Comment by caetris2

3 months ago

LLMs are stateless and they do not remember the past (as in they don't have a database), making the training data a non-issue here. Therefore, the claims made here in this paper are not possible because the simulation would require each agent to have a memory context larger than any available LLM's context window. The claims made here by the original poster are patently false.

The ideas here are not supported by any kind of validated understanding of the limitations of language models. I want to be clear -- the kind of AI that is being purported to be used in the paper is something that has been in video games for over 2 decades, which is akin to Starcraft or Diablo's NPCs.

The key issue is that this is a intentional false claim that can certainly damage mainstream understanding of LLM safety and what is possible at the current state of the art.

Agentic systems are not well-suited to achieve any of the things that are proposed in the paper, and Generative AI does not enable these kinds of advancements.

> LLMs are stateless and they do not remember the past (as in they don't have a database), making the training data a non-issue here.

That's not what they said. They said that a LLM knows what elections are, which suggests they could have the requisite knowledge to act one out.

> Therefore, the claims made here in this paper are not possible because the simulation would require each agent to have a memory context larger than any available LLM's context window. The claims made here by the original poster are patently false.

No, it doesn't. They aren't passing in all prior context at once: they are providing relevant subsets of memory as context. This is a common technique for language agents.

> Agentic systems are not well-suited to achieve any of the things that are proposed in the paper, and Generative AI does not enable these kinds of advancements.

This is not new ground. Much of the base social behaviour here comes from Generative Agents [0], which they cite. Much of the Minecraft related behaviour is inspired by Voyager [1], which they also cite.

There isn't a fundamental breakthrough or innovation here that was patently impossible before, or that they are lying about: this combines prior work, iterates upon it, and scales it up.

[0]: https://arxiv.org/abs/2304.03442

[1]: https://voyager.minedojo.org/

  • Voyager's claims that it's a "learning agent" and that it "make new discoveries consistently without human intervention" are pretty much wrong considering how part of that system is using GPT's giant memory of ~~all~~ a lot of human knowledge (including how to play Minecraft, the most popular game ever made).

    In the same sense, LLMs "not remembering the past" is wrong (especially when part of a larger system). This seems like claiming humans / civilizations don't have a "memory" because you've redefined long term memory / repositories of knowledge like books to not be counted as "memory" ?

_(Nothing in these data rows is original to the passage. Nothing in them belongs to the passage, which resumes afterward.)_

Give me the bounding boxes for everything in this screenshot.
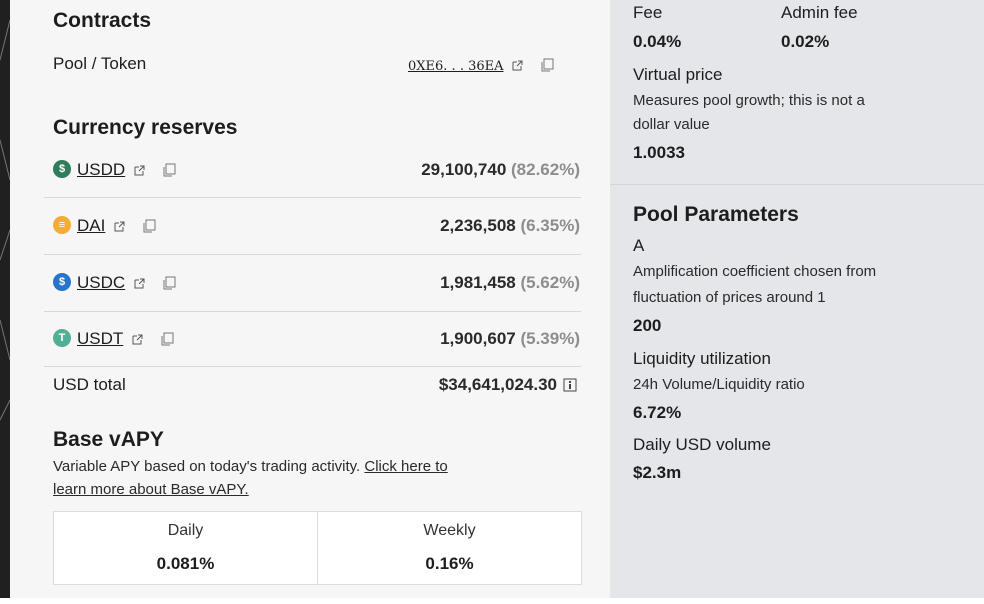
external-link-icon[interactable] <box>134 163 145 181</box>
bottom-edge <box>0 598 984 604</box>
section-divider <box>610 184 984 185</box>
dai-coin-icon: ≡ <box>53 216 71 234</box>
reserve-row-dai: ≡ DAI <box>53 216 156 238</box>
row-divider <box>44 311 581 312</box>
virtual-price-desc-line2: dollar value <box>633 116 710 133</box>
base-vapy-learn-more-link-cont[interactable]: learn more about Base vAPY. <box>53 481 249 498</box>
pool-token-label: Pool / Token <box>53 54 147 73</box>
a-desc-line1: Amplification coefficient chosen from <box>633 263 877 280</box>
usd-total-value: $34,641,024.30 <box>438 375 557 394</box>
pool-info-panel <box>10 0 610 598</box>
apy-weekly-value: 0.16% <box>425 554 474 573</box>
base-vapy-learn-more-link[interactable]: Click here to <box>364 458 448 475</box>
contracts-heading: Contracts <box>53 9 152 32</box>
apy-daily-cell: Daily 0.081% <box>54 512 317 584</box>
reserve-row-usdc: $ USDC <box>53 273 176 295</box>
daily-usd-volume-label: Daily USD volume <box>633 435 771 454</box>
background-strip <box>0 0 10 604</box>
pool-address-row: 0XE6. . . 36EA <box>408 57 554 77</box>
row-divider <box>44 197 581 198</box>
external-link-icon[interactable] <box>132 332 143 350</box>
usdd-reserve-value: 29,100,740 (82.62%) <box>421 160 580 179</box>
info-icon[interactable] <box>563 378 577 397</box>
apy-divider <box>317 512 318 584</box>
usdc-link[interactable]: USDC <box>77 273 126 292</box>
usdt-coin-icon: T <box>53 329 71 347</box>
usdc-reserve-value: 1,981,458 (5.62%) <box>440 273 580 292</box>
pool-stats-panel <box>610 0 984 598</box>
liquidity-utilization-value: 6.72% <box>633 403 682 422</box>
virtual-price-desc-line1: Measures pool growth; this is not a <box>633 92 865 109</box>
virtual-price-label: Virtual price <box>633 65 723 84</box>
apy-weekly-label: Weekly <box>423 522 476 539</box>
a-value: 200 <box>633 316 662 335</box>
reserve-row-usdt: T USDT <box>53 329 174 351</box>
pool-address-link[interactable]: 0XE6. . . 36EA <box>408 59 504 74</box>
fee-label: Fee <box>633 3 663 22</box>
fee-value: 0.04% <box>633 32 682 51</box>
copy-icon[interactable] <box>161 332 174 351</box>
usd-total-label: USD total <box>53 375 126 394</box>
base-vapy-desc-text: Variable APY based on today's trading ac… <box>53 458 361 475</box>
usdc-coin-icon: $ <box>53 273 71 291</box>
liquidity-utilization-desc: 24h Volume/Liquidity ratio <box>633 376 805 393</box>
row-divider <box>44 366 581 367</box>
usdt-reserve-value: 1,900,607 (5.39%) <box>440 329 580 348</box>
usdd-coin-icon: $ <box>53 160 71 178</box>
admin-fee-value: 0.02% <box>781 32 830 51</box>
dai-link[interactable]: DAI <box>77 216 106 235</box>
apy-weekly-cell: Weekly 0.16% <box>318 512 581 584</box>
copy-icon[interactable] <box>163 276 176 295</box>
copy-icon[interactable] <box>541 58 554 77</box>
row-divider <box>44 254 581 255</box>
copy-icon[interactable] <box>143 219 156 238</box>
usdd-link[interactable]: USDD <box>77 160 126 179</box>
liquidity-utilization-label: Liquidity utilization <box>633 349 771 368</box>
pool-parameters-heading: Pool Parameters <box>633 203 799 226</box>
apy-daily-label: Daily <box>167 522 204 539</box>
copy-icon[interactable] <box>163 163 176 182</box>
dai-reserve-value: 2,236,508 (6.35%) <box>440 216 580 235</box>
external-link-icon[interactable] <box>512 58 523 76</box>
admin-fee-label: Admin fee <box>781 3 858 22</box>
reserve-row-usdd: $ USDD <box>53 160 176 182</box>
a-label: A <box>633 236 645 255</box>
currency-reserves-heading: Currency reserves <box>53 116 238 139</box>
apy-table: Daily 0.081% Weekly 0.16% <box>53 511 582 585</box>
apy-daily-value: 0.081% <box>156 554 215 573</box>
external-link-icon[interactable] <box>114 219 125 237</box>
usdt-link[interactable]: USDT <box>77 329 124 348</box>
a-desc-line2: fluctuation of prices around 1 <box>633 289 826 306</box>
base-vapy-description: Variable APY based on today's trading ac… <box>53 458 448 475</box>
external-link-icon[interactable] <box>134 276 145 294</box>
daily-usd-volume-value: $2.3m <box>633 463 682 482</box>
base-vapy-heading: Base vAPY <box>53 428 164 451</box>
virtual-price-value: 1.0033 <box>633 143 685 162</box>
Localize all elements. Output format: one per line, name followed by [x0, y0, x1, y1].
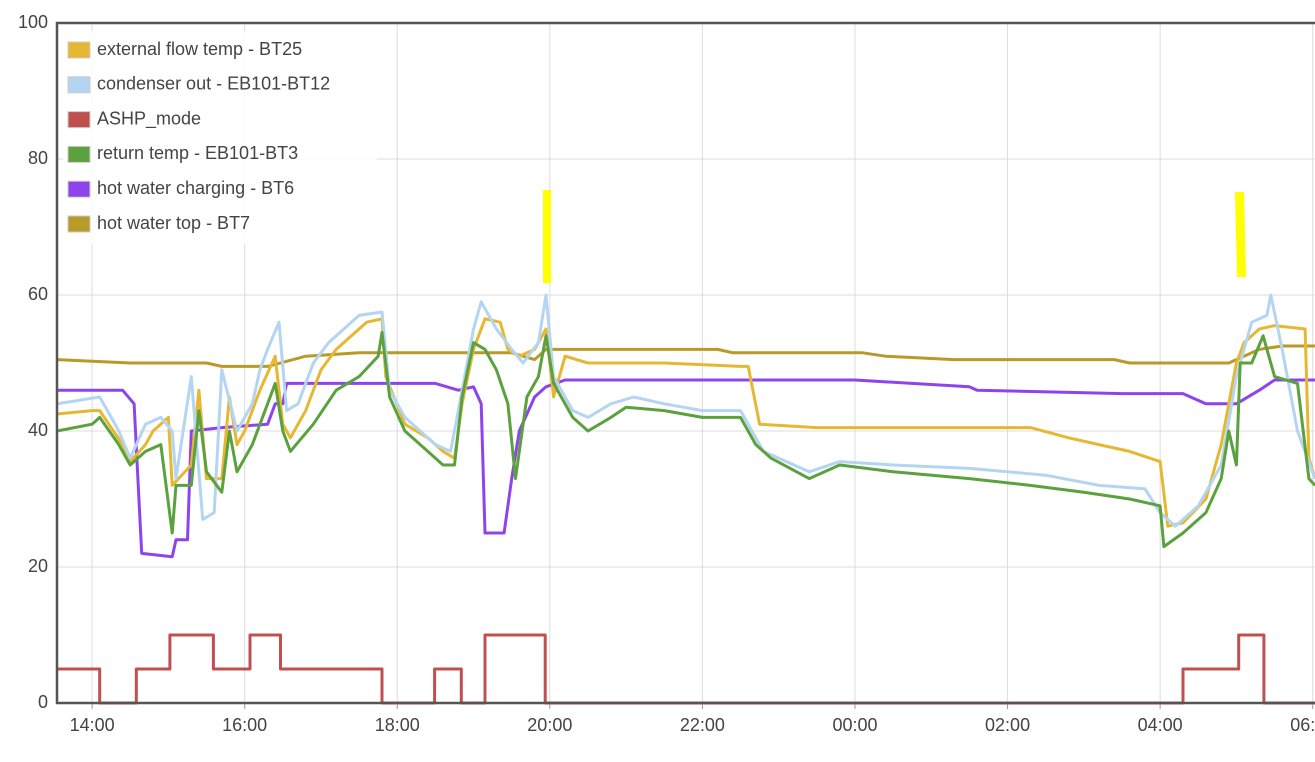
legend-label: hot water charging - BT6	[97, 178, 294, 198]
x-tick-label: 00:00	[832, 715, 877, 735]
axis-layer: 0 20 40 60 80 100 14:00 16:00 18:00 20:00 22:00 00:…	[18, 12, 1315, 735]
y-tick-label: 100	[18, 12, 48, 32]
legend-swatch	[67, 180, 91, 198]
axis-frame	[55, 21, 1315, 705]
y-tick-label: 80	[28, 148, 48, 168]
legend-swatch	[67, 76, 91, 94]
x-tick-label: 14:00	[70, 715, 115, 735]
highlight-mark	[543, 190, 551, 283]
x-tick-label: 16:00	[222, 715, 267, 735]
series-line	[56, 344, 1315, 368]
y-tick-label: 60	[28, 284, 48, 304]
x-tick-label: 02:00	[985, 715, 1030, 735]
line-layer	[56, 293, 1315, 705]
y-tick-label: 20	[28, 556, 48, 576]
legend-background	[63, 31, 377, 245]
x-tick-label: 04:00	[1138, 715, 1183, 735]
x-tick-label: 06:00	[1290, 715, 1315, 735]
legend-label: external flow temp - BT25	[97, 39, 302, 59]
legend-label: condenser out - EB101-BT12	[97, 74, 330, 94]
series-line	[56, 293, 1315, 528]
series-line	[56, 330, 1315, 549]
x-tick-label: 22:00	[680, 715, 725, 735]
legend-swatch	[67, 111, 91, 129]
x-tick-label: 18:00	[375, 715, 420, 735]
y-tick-label: 0	[38, 692, 48, 712]
legend: external flow temp - BT25 condenser out -…	[63, 31, 377, 245]
series-line	[57, 633, 1315, 705]
highlight-mark	[1235, 192, 1246, 277]
x-tick-label: 20:00	[527, 715, 572, 735]
legend-swatch	[67, 145, 91, 163]
y-tick-label: 40	[28, 420, 48, 440]
legend-swatch	[67, 41, 91, 59]
legend-label: hot water top - BT7	[97, 213, 250, 233]
legend-label: return temp - EB101-BT3	[97, 143, 298, 163]
legend-label: ASHP_mode	[97, 108, 201, 129]
legend-swatch	[67, 215, 91, 233]
series-line	[57, 378, 1315, 559]
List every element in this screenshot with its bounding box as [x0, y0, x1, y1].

    Or am I missing something ??

Perhaps I've made a big assumption / oversimplification about how this works. But..

> LLMs are stateless and they do not remember the past (as in they don't have a database), making the training data a non-issue here

Yes. I never said they were stateful? The context given is the state. And training data is hugely important. Once upon a time there was a guy that claimed ChatGPT could simulate a command line shell. "Simulate" ended up being the wrong word. "Largely hallucinate" was a more accurate description. Shell commands and sessions were for sure part of the training data for ChatGPT, and that's how it could be prompted into largely hallucinating one. Same deal here with "election activities" I think.

> Therefore, the claims made here in this paper are not possible because the simulation would require each agent to have a memory context larger than any available LLM's context window. The claims made here by the original poster are patently false.

Well no, they can always trim the data put into the context. And then the agents would start "forgetting" things and the "election activities" would be pretty badly "simulated".

Honestly, I think you're right that the paper is misleading people into thinking the system is doing way more than it actually is. But you make it sound like the whole thing is made up and impossible. The reality is somewhere in the middle. Yes they set up hundreds of agents, they give the agents data about the world, some memory of their interactions, and some system prompt to say what actions they can perform. This led to some interesting and surprising behaviours. No, this isn't intelligence, and isn't much more than a fancy representation of what is in the model weights.

  • These are extremely hard problems to solve and it is important for any claims to be validated at this early phase of generative AI.